Sunday Week 7 Year C

Readings: 1 Sam 26:2-23; 1 Cor 15:45-49; Luke 6:27-38

Today’s readings are a charter for stupidity and a counsel for failure.

Economics is founded on the belief that value grows by self-interest. Politics is built on the conviction that power must be contained by power and violence met with violence. And the biological science has shown that you just can’t beat tit-for-tat as an evolutionary strategy and way of life. Any population of Jesus-type, turn-the-other-cheek do-gooders will always be overrun by those who get their own back.

The gospel recognises that—even sinners love those who love them. On the other hand the gospel says that God doesn’t play tit-for-tat—God is kind to the ungrateful and the wicked.

But isn’t that puzzling? How can it be that the world should play with different rules to the one who made it? Aren’t the rules God’s? It isn’t all down to the Fall—the biology of tit-for-tat doesn’t depend on sinful structures but on the simple clarity of mathematics and the logic of natural selection.

What the numbers say is that tit-for-tat can’t be beaten. It’s always a good bet and evolution favours it. But the numbers also say that real altruists don’t die out—they just remain a minority and a minority always vulnerable, always blessing those who curse them, always turning the other cheek, always lending without hope of return.

And this is exactly where God chooses to be—beaten, cheated, cursed. And it is where we are challenged to choose to be also.

But why should we? The gospel offers two answers. The first is this: so that we might be like God. That we might be with the God who has no truck with war, with violence, or punishment, or tit-for-tat.

The second answer proves just how hard the first answer is to believe–because Luke cops out and introduces tit-for-tat all over again. ‘Do not condemn and you will not be condemned.
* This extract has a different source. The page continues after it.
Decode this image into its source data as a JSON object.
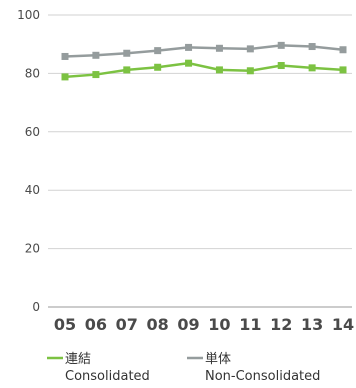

Give and there will be gifts for you. The amount you measure out is the amount you will be given back.’

But even there I think there’s something subversive in God’s economy—it’s not quite tit-for-tat when God’s response is such over-the-top goodness. No judgment. No condemnation. But pardon and plenty: gifts by the lap-load, full measure, pressed down, shaken together, and running over.
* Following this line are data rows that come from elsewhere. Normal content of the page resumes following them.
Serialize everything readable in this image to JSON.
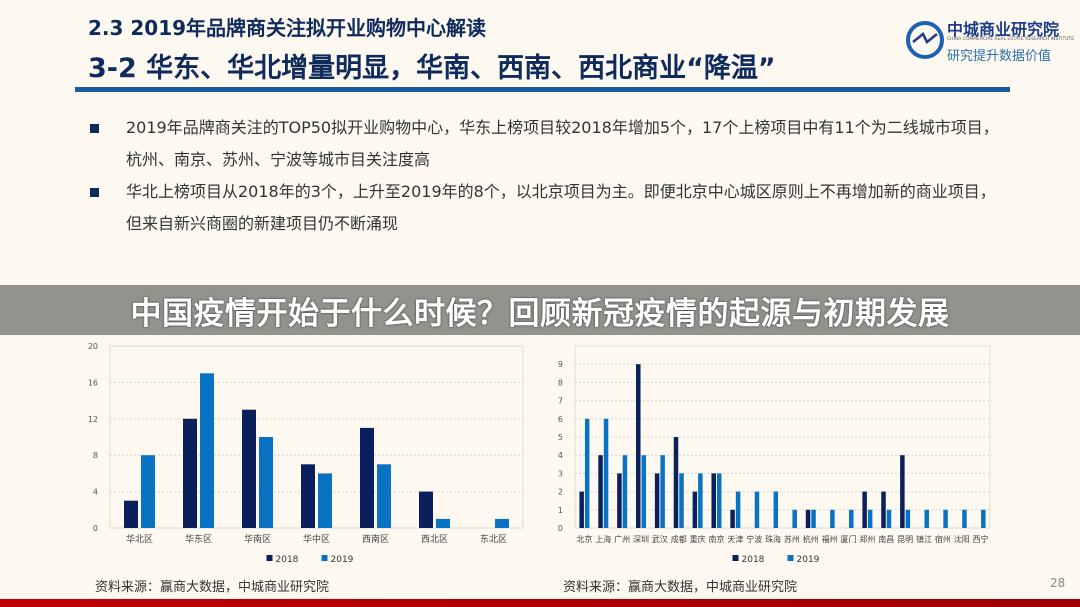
{
  "header": {
    "section_title": "2.3  2019年品牌商关注拟开业购物中心解读",
    "slide_title": "3-2  华东、华北增量明显，华南、西南、西北商业“降温”"
  },
  "logo": {
    "name": "中城商业研究院",
    "english": "CHINA COMMERCIAL REAL ESTATE RESEARCH INSTITUTE",
    "slogan": "研究提升数据价值"
  },
  "bullets": [
    "2019年品牌商关注的TOP50拟开业购物中心，华东上榜项目较2018年增加5个，17个上榜项目中有11个为二线城市项目，杭州、南京、苏州、宁波等城市目关注度高",
    "华北上榜项目从2018年的3个，上升至2019年的8个，以北京项目为主。即便北京中心城区原则上不再增加新的商业项目，但来自新兴商圈的新建项目仍不断涌现"
  ],
  "overlay_banner": "中国疫情开始于什么时候？回顾新冠疫情的起源与初期发展",
  "sources": [
    "资料来源：赢商大数据，中城商业研究院",
    "资料来源：赢商大数据，中城商业研究院"
  ],
  "page_number": "28",
  "colors": {
    "series_2018": "#0b1f5c",
    "series_2019": "#0a72c2",
    "title": "#0f2a5c",
    "footer": "#c00000"
  },
  "chart_data": [
    {
      "type": "bar",
      "categories": [
        "华北区",
        "华东区",
        "华南区",
        "华中区",
        "西南区",
        "西北区",
        "东北区"
      ],
      "series": [
        {
          "name": "2018",
          "values": [
            3,
            12,
            13,
            7,
            11,
            4,
            0
          ]
        },
        {
          "name": "2019",
          "values": [
            8,
            17,
            10,
            6,
            7,
            1,
            1
          ]
        }
      ],
      "yticks": [
        0,
        4,
        8,
        12,
        16,
        20
      ],
      "ylim": [
        0,
        20
      ],
      "grid": true,
      "legend": "bottom"
    },
    {
      "type": "bar",
      "categories": [
        "北京",
        "上海",
        "广州",
        "深圳",
        "武汉",
        "成都",
        "重庆",
        "南京",
        "天津",
        "宁波",
        "珠海",
        "苏州",
        "杭州",
        "福州",
        "厦门",
        "郑州",
        "南昌",
        "昆明",
        "镇江",
        "宿州",
        "沈阳",
        "西宁"
      ],
      "series": [
        {
          "name": "2018",
          "values": [
            2,
            4,
            3,
            9,
            3,
            5,
            2,
            3,
            1,
            0,
            0,
            0,
            1,
            0,
            0,
            2,
            2,
            4,
            0,
            0,
            0,
            0
          ]
        },
        {
          "name": "2019",
          "values": [
            6,
            6,
            4,
            4,
            4,
            3,
            3,
            3,
            2,
            2,
            2,
            1,
            1,
            1,
            1,
            1,
            1,
            1,
            1,
            1,
            1,
            1
          ]
        }
      ],
      "yticks": [
        0,
        1,
        2,
        3,
        4,
        5,
        6,
        7,
        8,
        9
      ],
      "ylim": [
        0,
        10
      ],
      "grid": true,
      "legend": "bottom"
    }
  ]
}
Because even if we are beaten, cheated, and cursed we have the compensation of good company.

3 replies on “Sunday Week 7 Year C”

  1. Do not judge, and you will not be judged; do not condemn, and you will not be condemned.
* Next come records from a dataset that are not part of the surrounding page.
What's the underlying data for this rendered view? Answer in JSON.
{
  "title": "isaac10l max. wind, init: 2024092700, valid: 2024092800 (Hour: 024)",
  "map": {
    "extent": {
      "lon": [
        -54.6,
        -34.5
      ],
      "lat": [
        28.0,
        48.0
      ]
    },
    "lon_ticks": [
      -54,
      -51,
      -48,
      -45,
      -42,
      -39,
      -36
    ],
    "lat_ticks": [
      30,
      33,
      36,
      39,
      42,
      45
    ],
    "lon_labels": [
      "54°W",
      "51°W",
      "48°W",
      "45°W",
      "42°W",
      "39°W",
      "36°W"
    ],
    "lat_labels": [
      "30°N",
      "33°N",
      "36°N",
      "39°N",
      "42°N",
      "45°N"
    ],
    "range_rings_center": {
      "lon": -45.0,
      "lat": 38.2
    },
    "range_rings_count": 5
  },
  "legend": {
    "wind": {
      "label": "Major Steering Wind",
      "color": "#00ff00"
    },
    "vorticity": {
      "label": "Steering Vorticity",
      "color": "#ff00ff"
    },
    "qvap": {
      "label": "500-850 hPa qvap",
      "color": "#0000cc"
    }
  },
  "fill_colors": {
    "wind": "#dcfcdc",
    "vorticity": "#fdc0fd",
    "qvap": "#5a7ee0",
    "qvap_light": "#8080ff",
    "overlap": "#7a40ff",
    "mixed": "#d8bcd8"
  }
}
    a question – is there an instance when making a judgement that something is wrong would be a good idea … social justice stuff. Maybe this isn’t what Jesus is talking about, though? Thanks.

  2. Crystal: Jesus certainly seems to know his own mind on all sorts of issues.

    We talk of ‘good judgement’ as a virtue, the ability to see things the way they really are. But we also talk of the vice of being judgemental. Are they related?